According to the draft Electricity (Amendment) Bill, 2025, the Power Ministry has proposed that State Electricity Regulatory Commissions (SERCs) will actively promote market development, including power trading. The commissions may introduce and regulate market platforms, intermediaries, and new products such as non-transferable specific delivery contracts for difference.

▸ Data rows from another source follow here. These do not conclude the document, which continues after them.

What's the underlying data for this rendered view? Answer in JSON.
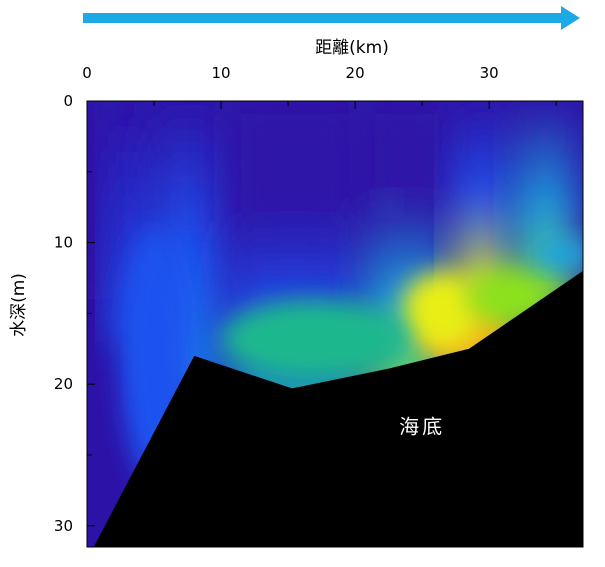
{
  "chart_data": {
    "type": "heatmap",
    "title": "",
    "direction_arrow": {
      "color": "#1da8e6"
    },
    "xaxis": {
      "label": "距離(km)",
      "position": "top",
      "range": [
        0,
        37
      ],
      "ticks": [
        0,
        10,
        20,
        30
      ],
      "minor_ticks": [
        5,
        15,
        25,
        35
      ]
    },
    "yaxis": {
      "label": "水深(m)",
      "range": [
        0,
        31.5
      ],
      "inverted": true,
      "ticks": [
        0,
        10,
        20,
        30
      ],
      "minor_ticks": [
        5,
        15,
        25
      ]
    },
    "annotations": [
      {
        "text": "海底",
        "x": 25,
        "y": 23
      }
    ],
    "seabed": {
      "color": "#000000",
      "profile": [
        [
          0.5,
          31.5
        ],
        [
          8,
          18
        ],
        [
          15.3,
          20.3
        ],
        [
          22.5,
          18.9
        ],
        [
          28.5,
          17.5
        ],
        [
          37,
          12
        ]
      ]
    },
    "color_scale": [
      "#2d12a8",
      "#1e53f0",
      "#1aa5e0",
      "#1fb88c",
      "#8ce21c",
      "#e8ee14",
      "#f3ac1a"
    ],
    "field": [
      {
        "x": 0,
        "y0": 0,
        "y1": 11,
        "stops": [
          "#2d12a8",
          "#2d12a8"
        ]
      },
      {
        "x": 3,
        "y0": 0,
        "y1": 14,
        "stops": [
          "#2d12a8",
          "#2333d8",
          "#1e53f0"
        ]
      },
      {
        "x": 6,
        "y0": 0,
        "y1": 18,
        "stops": [
          "#2d12a8",
          "#1e53f0",
          "#1a7fe6"
        ]
      },
      {
        "x": 15,
        "y0": 0,
        "y1": 20.3,
        "stops": [
          "#2d12a8",
          "#2d12a8",
          "#1e53f0",
          "#1fb88c"
        ]
      },
      {
        "x": 26,
        "y0": 0,
        "y1": 18.5,
        "stops": [
          "#2d12a8",
          "#2d12a8",
          "#1aa5e0",
          "#8ce21c"
        ]
      },
      {
        "x": 28.5,
        "y0": 0,
        "y1": 17.5,
        "stops": [
          "#2d12a8",
          "#1e53f0",
          "#e8ee14",
          "#f3ac1a"
        ]
      },
      {
        "x": 35,
        "y0": 0,
        "y1": 12.5,
        "stops": [
          "#2d12a8",
          "#1aa5e0",
          "#8ce21c"
        ]
      }
    ]
  }
}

The amendments also propose allowing distribution licensees to supply power through their own or shared networks, subject to regulatory approval and applicable charges. Currently, multiple licensees operating in a single service area are required to maintain separate networks, leading to duplication of infrastructure and higher costs.

Key reform

A key institutional reform proposed is the creation of a National Electricity Council, headed by the Union Power Minister and comprising state power ministers as members. The council will advise on policy measures, build consensus on reforms, and oversee their coordinated implementation.

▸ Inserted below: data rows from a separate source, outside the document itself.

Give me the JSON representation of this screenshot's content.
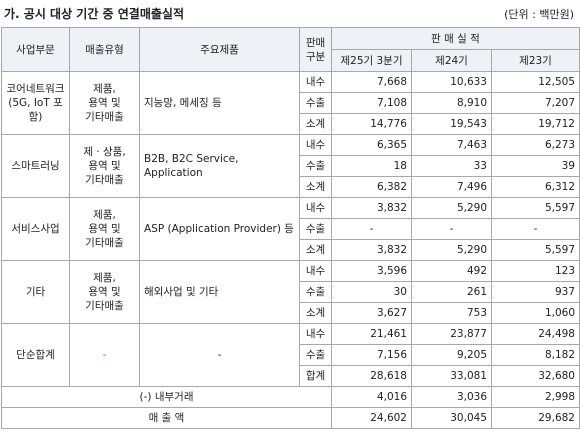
{
  "header": {
    "title": "가. 공시 대상 기간 중 연결매출실적",
    "unit": "(단위 : 백만원)"
  },
  "table": {
    "columns": {
      "segment": "사업부문",
      "sales_type": "매출유형",
      "product": "주요제품",
      "sales_class": "판매\n구분",
      "performance": "판 매 실 적",
      "periods": [
        "제25기 3분기",
        "제24기",
        "제23기"
      ]
    },
    "groups": [
      {
        "segment": "코어네트워크\n(5G, IoT 포함)",
        "sales_type": "제품,\n용역 및\n기타매출",
        "product": "지능망, 메세징 등",
        "rows": [
          {
            "type": "내수",
            "values": [
              "7,668",
              "10,633",
              "12,505"
            ]
          },
          {
            "type": "수출",
            "values": [
              "7,108",
              "8,910",
              "7,207"
            ]
          },
          {
            "type": "소계",
            "values": [
              "14,776",
              "19,543",
              "19,712"
            ]
          }
        ]
      },
      {
        "segment": "스마트러닝",
        "sales_type": "제 · 상품,\n용역 및\n기타매출",
        "product": "B2B, B2C Service, Application",
        "rows": [
          {
            "type": "내수",
            "values": [
              "6,365",
              "7,463",
              "6,273"
            ]
          },
          {
            "type": "수출",
            "values": [
              "18",
              "33",
              "39"
            ]
          },
          {
            "type": "소계",
            "values": [
              "6,382",
              "7,496",
              "6,312"
            ]
          }
        ]
      },
      {
        "segment": "서비스사업",
        "sales_type": "제품,\n용역 및\n기타매출",
        "product": "ASP (Application Provider) 등",
        "rows": [
          {
            "type": "내수",
            "values": [
              "3,832",
              "5,290",
              "5,597"
            ]
          },
          {
            "type": "수출",
            "values": [
              "-",
              "-",
              "-"
            ]
          },
          {
            "type": "소계",
            "values": [
              "3,832",
              "5,290",
              "5,597"
            ]
          }
        ]
      },
      {
        "segment": "기타",
        "sales_type": "제품,\n용역 및\n기타매출",
        "product": "해외사업 및 기타",
        "rows": [
          {
            "type": "내수",
            "values": [
              "3,596",
              "492",
              "123"
            ]
          },
          {
            "type": "수출",
            "values": [
              "30",
              "261",
              "937"
            ]
          },
          {
            "type": "소계",
            "values": [
              "3,627",
              "753",
              "1,060"
            ]
          }
        ]
      },
      {
        "segment": "단순합계",
        "sales_type": "-",
        "product": "-",
        "rows": [
          {
            "type": "내수",
            "values": [
              "21,461",
              "23,877",
              "24,498"
            ]
          },
          {
            "type": "수출",
            "values": [
              "7,156",
              "9,205",
              "8,182"
            ]
          },
          {
            "type": "합계",
            "values": [
              "28,618",
              "33,081",
              "32,680"
            ]
          }
        ]
      }
    ],
    "totals": [
      {
        "label": "(-) 내부거래",
        "values": [
          "4,016",
          "3,036",
          "2,998"
        ]
      },
      {
        "label": "매 출 액",
        "values": [
          "24,602",
          "30,045",
          "29,682"
        ]
      }
    ]
  }
}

Despite major structural changes since the original Act was enacted, the ministry noted that the distribution segment remains financially stressed, with cumulative losses exceeding ₹6.9 lakh crore. Regulatory delays and the burden of cross-subsidies, which have inflated industrial tariffs, have hurt both the financial viability of discoms and industrial competitiveness.

Broader push

The amendments also empower the Centre to promote and regulate power trading platforms and new market products, marking a broader push to build a more competitive electricity market that enhances price discovery, operational flexibility, and renewable integration.

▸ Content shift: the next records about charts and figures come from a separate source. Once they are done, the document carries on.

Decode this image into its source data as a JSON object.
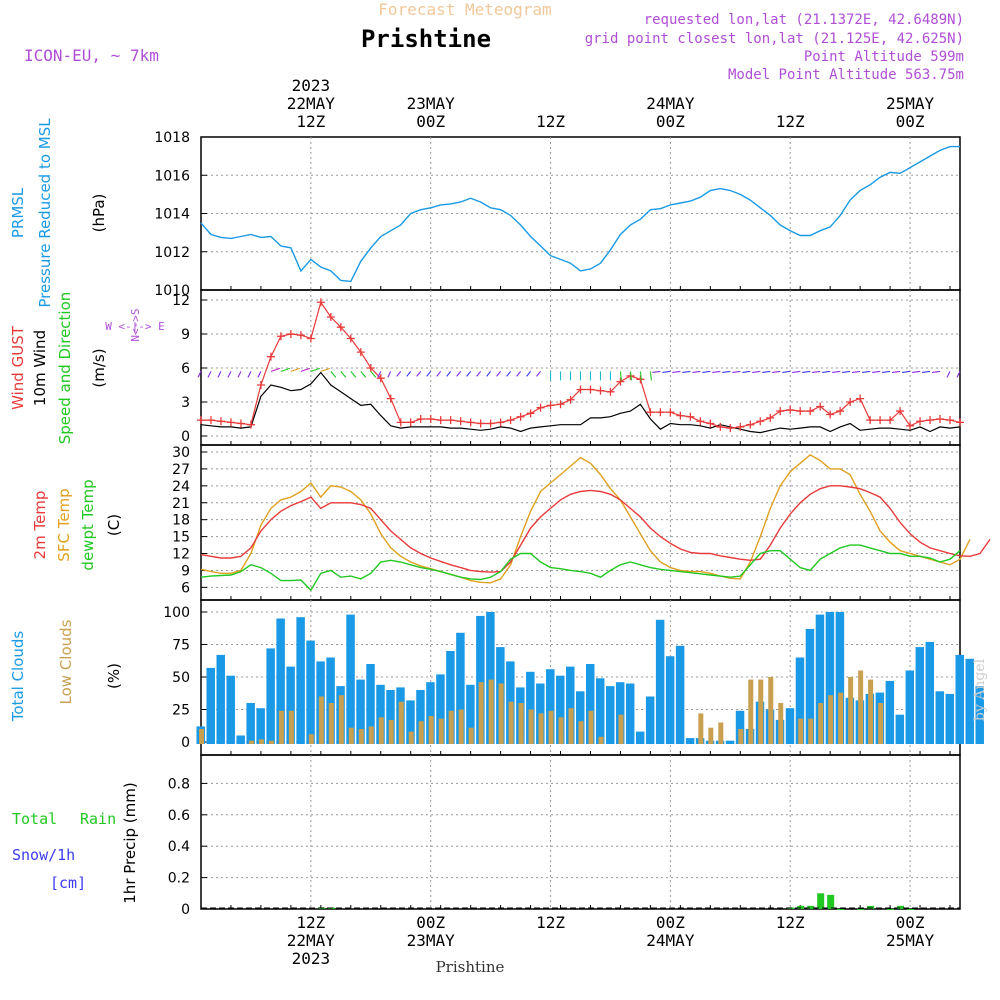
{
  "header": {
    "faint_title": "Forecast Meteogram",
    "location": "Prishtine",
    "model": "ICON-EU, ~ 7km",
    "requested": "requested lon,lat (21.1372E, 42.6489N)",
    "closest": "grid point closest lon,lat (21.125E, 42.625N)",
    "point_alt": "Point Altitude 599m",
    "model_alt": "Model Point Altitude 563.75m"
  },
  "footer": {
    "location": "Prishtine",
    "credit": "by Angel"
  },
  "colors": {
    "pressure": "#1a9ae6",
    "gust": "#e83a3a",
    "wind10m": "#000000",
    "t2m": "#e83a3a",
    "tsfc": "#e0a020",
    "dewpt": "#22c822",
    "total_clouds": "#1a9ae6",
    "low_clouds": "#c8a050",
    "rain": "#22c822",
    "snow": "#3c3cf0",
    "purple": "#b04ed8"
  },
  "top_axis": [
    {
      "hour": 12,
      "lines": [
        "2023",
        "22MAY",
        "12Z"
      ]
    },
    {
      "hour": 24,
      "lines": [
        "23MAY",
        "00Z"
      ]
    },
    {
      "hour": 36,
      "lines": [
        "12Z"
      ]
    },
    {
      "hour": 48,
      "lines": [
        "24MAY",
        "00Z"
      ]
    },
    {
      "hour": 60,
      "lines": [
        "12Z"
      ]
    },
    {
      "hour": 72,
      "lines": [
        "25MAY",
        "00Z"
      ]
    }
  ],
  "bottom_axis": [
    {
      "hour": 12,
      "lines": [
        "12Z",
        "22MAY",
        "2023"
      ]
    },
    {
      "hour": 24,
      "lines": [
        "00Z",
        "23MAY"
      ]
    },
    {
      "hour": 36,
      "lines": [
        "12Z"
      ]
    },
    {
      "hour": 48,
      "lines": [
        "00Z",
        "24MAY"
      ]
    },
    {
      "hour": 60,
      "lines": [
        "12Z"
      ]
    },
    {
      "hour": 72,
      "lines": [
        "00Z",
        "25MAY"
      ]
    }
  ],
  "panel_labels": {
    "pressure": {
      "a": "PRMSL",
      "b": "Pressure Reduced to MSL",
      "unit": "(hPa)"
    },
    "wind": {
      "a": "Wind GUST",
      "b": "10m Wind",
      "c": "Speed and Direction",
      "unit": "(m/s)",
      "compass_v": "N<->S",
      "compass_h": "W <-|-> E"
    },
    "temp": {
      "a": "2m Temp",
      "b": "SFC Temp",
      "c": "dewpt Temp",
      "unit": "(C)"
    },
    "clouds": {
      "a": "Total Clouds",
      "b": "Low Clouds",
      "unit": "(%)"
    },
    "precip": {
      "a": "Total",
      "b": "Rain",
      "c": "Snow/1h",
      "d": "[cm]",
      "unit": "1hr Precip (mm)"
    }
  },
  "chart_data": [
    {
      "type": "line",
      "id": "pressure",
      "x_unit": "hours from 22MAY 00Z",
      "xlim": [
        1,
        77
      ],
      "ylim": [
        1010,
        1018
      ],
      "yticks": [
        1010,
        1012,
        1014,
        1016,
        1018
      ],
      "series": [
        {
          "name": "PRMSL",
          "x_start": 1,
          "values": [
            1013.5,
            1012.9,
            1012.75,
            1012.7,
            1012.8,
            1012.9,
            1012.75,
            1012.8,
            1012.3,
            1012.2,
            1011.0,
            1011.6,
            1011.2,
            1011.0,
            1010.5,
            1010.45,
            1011.5,
            1012.2,
            1012.8,
            1013.1,
            1013.4,
            1014.0,
            1014.2,
            1014.3,
            1014.45,
            1014.5,
            1014.6,
            1014.8,
            1014.6,
            1014.3,
            1014.2,
            1013.9,
            1013.4,
            1012.8,
            1012.3,
            1011.8,
            1011.6,
            1011.4,
            1011.0,
            1011.1,
            1011.4,
            1012.1,
            1012.9,
            1013.4,
            1013.7,
            1014.2,
            1014.25,
            1014.45,
            1014.55,
            1014.65,
            1014.85,
            1015.2,
            1015.3,
            1015.2,
            1015.0,
            1014.7,
            1014.3,
            1013.9,
            1013.4,
            1013.1,
            1012.85,
            1012.85,
            1013.1,
            1013.3,
            1013.9,
            1014.7,
            1015.2,
            1015.5,
            1015.9,
            1016.15,
            1016.1,
            1016.4,
            1016.7,
            1017.0,
            1017.3,
            1017.5,
            1017.5
          ]
        }
      ]
    },
    {
      "type": "line",
      "id": "wind",
      "xlim": [
        1,
        77
      ],
      "ylim": [
        0,
        12
      ],
      "yticks": [
        0,
        3,
        6,
        9,
        12
      ],
      "series": [
        {
          "name": "Wind GUST",
          "x_start": 1,
          "marker": "+",
          "values": [
            1.4,
            1.4,
            1.3,
            1.2,
            1.1,
            1.0,
            4.5,
            7.0,
            8.8,
            9.0,
            8.9,
            8.6,
            11.8,
            10.5,
            9.6,
            8.6,
            7.4,
            6.0,
            5.1,
            3.3,
            1.2,
            1.2,
            1.5,
            1.5,
            1.4,
            1.4,
            1.3,
            1.2,
            1.1,
            1.1,
            1.2,
            1.4,
            1.7,
            2.0,
            2.5,
            2.7,
            2.8,
            3.2,
            4.1,
            4.1,
            4.0,
            3.9,
            4.8,
            5.3,
            5.0,
            2.1,
            2.1,
            2.1,
            1.8,
            1.7,
            1.3,
            1.1,
            0.8,
            0.7,
            0.8,
            1.0,
            1.3,
            1.6,
            2.2,
            2.3,
            2.2,
            2.2,
            2.6,
            1.9,
            2.2,
            3.0,
            3.3,
            1.4,
            1.4,
            1.4,
            2.2,
            0.9,
            1.3,
            1.4,
            1.5,
            1.4,
            1.2
          ]
        },
        {
          "name": "10m Wind",
          "x_start": 1,
          "values": [
            1.0,
            0.9,
            0.8,
            0.8,
            0.7,
            0.8,
            3.5,
            4.5,
            4.3,
            4.0,
            4.1,
            4.6,
            5.6,
            4.5,
            3.9,
            3.3,
            2.7,
            2.8,
            1.8,
            0.9,
            0.7,
            0.8,
            0.8,
            0.8,
            0.8,
            0.7,
            0.7,
            0.6,
            0.5,
            0.6,
            0.8,
            0.7,
            0.4,
            0.7,
            0.8,
            0.9,
            1.0,
            1.0,
            1.0,
            1.6,
            1.6,
            1.7,
            2.0,
            2.2,
            2.8,
            1.5,
            0.6,
            1.1,
            1.0,
            1.0,
            0.9,
            0.7,
            1.0,
            0.8,
            0.6,
            0.4,
            0.3,
            0.5,
            0.7,
            0.6,
            0.7,
            0.8,
            0.8,
            0.4,
            0.8,
            1.1,
            0.5,
            0.6,
            0.7,
            0.7,
            0.6,
            0.5,
            0.8,
            0.4,
            0.8,
            0.7,
            0.8
          ]
        }
      ]
    },
    {
      "type": "line",
      "id": "temperature",
      "xlim": [
        1,
        77
      ],
      "ylim": [
        5,
        30
      ],
      "yticks": [
        6,
        9,
        12,
        15,
        18,
        21,
        24,
        27,
        30
      ],
      "series": [
        {
          "name": "2m Temp",
          "x_start": 1,
          "values": [
            11.8,
            11.5,
            11.2,
            11.2,
            11.5,
            13.0,
            16.0,
            18.0,
            19.5,
            20.5,
            21.2,
            22.0,
            20.0,
            21.0,
            21.0,
            21.0,
            20.7,
            20.0,
            18.0,
            16.0,
            14.5,
            13.0,
            12.0,
            11.2,
            10.6,
            10.0,
            9.5,
            9.0,
            8.8,
            8.7,
            8.8,
            10.5,
            13.5,
            16.5,
            18.5,
            20.0,
            21.5,
            22.5,
            23.0,
            23.2,
            23.0,
            22.5,
            21.5,
            20.0,
            18.5,
            16.5,
            15.0,
            13.8,
            12.8,
            12.2,
            12.0,
            12.0,
            11.6,
            11.3,
            11.0,
            10.8,
            11.0,
            13.5,
            16.5,
            19.0,
            21.0,
            22.5,
            23.5,
            24.0,
            24.0,
            23.8,
            23.5,
            22.8,
            22.0,
            20.0,
            17.5,
            15.5,
            14.0,
            13.0,
            12.5,
            12.0,
            11.6,
            11.5,
            12.0,
            14.5
          ]
        },
        {
          "name": "SFC Temp",
          "x_start": 1,
          "values": [
            9.2,
            8.8,
            8.5,
            8.5,
            9.0,
            12.0,
            17.0,
            20.0,
            21.5,
            22.0,
            23.0,
            24.5,
            22.0,
            24.0,
            23.8,
            23.0,
            21.5,
            19.0,
            15.5,
            13.0,
            11.5,
            10.5,
            9.8,
            9.3,
            8.8,
            8.3,
            7.8,
            7.2,
            6.9,
            6.8,
            7.5,
            10.0,
            15.0,
            19.5,
            23.0,
            24.5,
            26.0,
            27.5,
            29.0,
            28.0,
            26.0,
            23.5,
            21.5,
            18.5,
            15.5,
            12.5,
            10.5,
            9.5,
            9.0,
            8.8,
            8.8,
            8.5,
            8.0,
            7.6,
            7.5,
            10.5,
            15.0,
            20.0,
            24.0,
            26.5,
            28.0,
            29.5,
            28.5,
            27.0,
            27.0,
            26.0,
            22.5,
            19.5,
            16.0,
            14.0,
            12.5,
            12.0,
            11.5,
            11.0,
            10.5,
            10.0,
            11.0,
            14.5
          ]
        },
        {
          "name": "dewpt Temp",
          "x_start": 1,
          "values": [
            7.8,
            8.0,
            8.1,
            8.2,
            8.8,
            10.0,
            9.5,
            8.5,
            7.2,
            7.2,
            7.3,
            5.5,
            8.5,
            9.0,
            7.8,
            8.0,
            7.5,
            8.5,
            10.5,
            10.8,
            10.5,
            10.0,
            9.5,
            9.2,
            8.8,
            8.3,
            7.8,
            7.5,
            7.4,
            7.8,
            8.8,
            11.0,
            12.0,
            12.0,
            10.5,
            9.5,
            9.3,
            9.0,
            8.8,
            8.5,
            7.8,
            9.0,
            10.0,
            10.5,
            10.0,
            9.5,
            9.2,
            9.0,
            8.8,
            8.6,
            8.4,
            8.2,
            8.0,
            7.8,
            8.0,
            10.0,
            12.0,
            12.5,
            12.5,
            11.0,
            9.5,
            9.0,
            11.0,
            12.0,
            13.0,
            13.5,
            13.5,
            13.0,
            12.5,
            12.0,
            12.0,
            11.5,
            11.5,
            11.2,
            10.5,
            11.0,
            12.5
          ]
        }
      ]
    },
    {
      "type": "bar",
      "id": "clouds",
      "xlim": [
        1,
        77
      ],
      "ylim": [
        0,
        100
      ],
      "yticks": [
        0,
        25,
        50,
        75,
        100
      ],
      "series": [
        {
          "name": "Total Clouds",
          "x_start": 1,
          "values": [
            12,
            57,
            67,
            51,
            5,
            30,
            26,
            72,
            95,
            58,
            96,
            78,
            62,
            65,
            43,
            98,
            48,
            60,
            44,
            40,
            42,
            32,
            40,
            46,
            52,
            70,
            84,
            44,
            97,
            100,
            73,
            62,
            42,
            54,
            45,
            56,
            51,
            58,
            39,
            60,
            49,
            43,
            46,
            45,
            8,
            35,
            94,
            66,
            74,
            3,
            3,
            1,
            1,
            1,
            24,
            10,
            31,
            25,
            17,
            26,
            65,
            87,
            98,
            100,
            100,
            34,
            32,
            37,
            38,
            47,
            21,
            55,
            73,
            77,
            39,
            37,
            67,
            64,
            43
          ]
        },
        {
          "name": "Low Clouds",
          "x_start": 1,
          "values": [
            10,
            0,
            0,
            0,
            0,
            1,
            2,
            1,
            24,
            24,
            0,
            6,
            35,
            30,
            36,
            11,
            10,
            12,
            19,
            17,
            31,
            8,
            16,
            20,
            18,
            24,
            25,
            11,
            46,
            48,
            45,
            31,
            30,
            25,
            22,
            24,
            19,
            26,
            16,
            24,
            4,
            0,
            21,
            0,
            0,
            0,
            0,
            0,
            0,
            0,
            22,
            11,
            15,
            0,
            10,
            48,
            48,
            50,
            30,
            0,
            18,
            18,
            30,
            36,
            38,
            50,
            55,
            48,
            30,
            0,
            0,
            0,
            0,
            0,
            0,
            0,
            0,
            0,
            0
          ]
        }
      ]
    },
    {
      "type": "bar",
      "id": "precipitation",
      "xlim": [
        1,
        77
      ],
      "ylim": [
        0,
        1.0
      ],
      "yticks": [
        0,
        0.2,
        0.4,
        0.6,
        0.8
      ],
      "series": [
        {
          "name": "Total Rain",
          "x_points": [
            13,
            14,
            60,
            61,
            62,
            63,
            64,
            65,
            67,
            68,
            70,
            71,
            72
          ],
          "values": [
            0.01,
            0.01,
            0.01,
            0.02,
            0.02,
            0.1,
            0.09,
            0.0,
            0.0,
            0.02,
            0.0,
            0.02,
            0.0
          ]
        }
      ]
    }
  ]
}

The concept of separating “content” (retail electricity) from “carriage” (wires) was first outlined by NITI Aayog in 2021 as a way to introduce retail customer choice in the sector. However, the Centre’s earlier attempts to push through these reforms have faced strong opposition from states. In 2022, several States objected to the proposed separation, citing concerns over loss of autonomy and the impact on India’s federal structure.

Regulator oversight

In a notable shift, the draft also introduces provisions for disciplinary action against members of the Central and State Electricity Regulatory Commissions (CERC and SERCs). The government may intervene in cases of wilful violation, gross negligence, or failure to discharge statutory duties, marking a departure from the high degree of autonomy regulators have traditionally enjoyed.

To accelerate India’s clean energy transition, the Bill empowers the CERC to develop market-based instruments aimed at attracting investment, fostering competition, and ensuring faster renewable capacity addition. It also allows the Central Government to set enforceable non-fossil energy consumption obligations under the Electricity Act.

India currently has around 67 power distribution companies (Discoms), of which 16 are privately operated across Delhi, Mumbai, Odisha, West Bengal, Gujarat, and Dadra & Nagar Haveli. The key private players include Tata Power, Adani Group, Torrent Power, and the RP-Sanjiv Goenka Group’s CESC Ltd.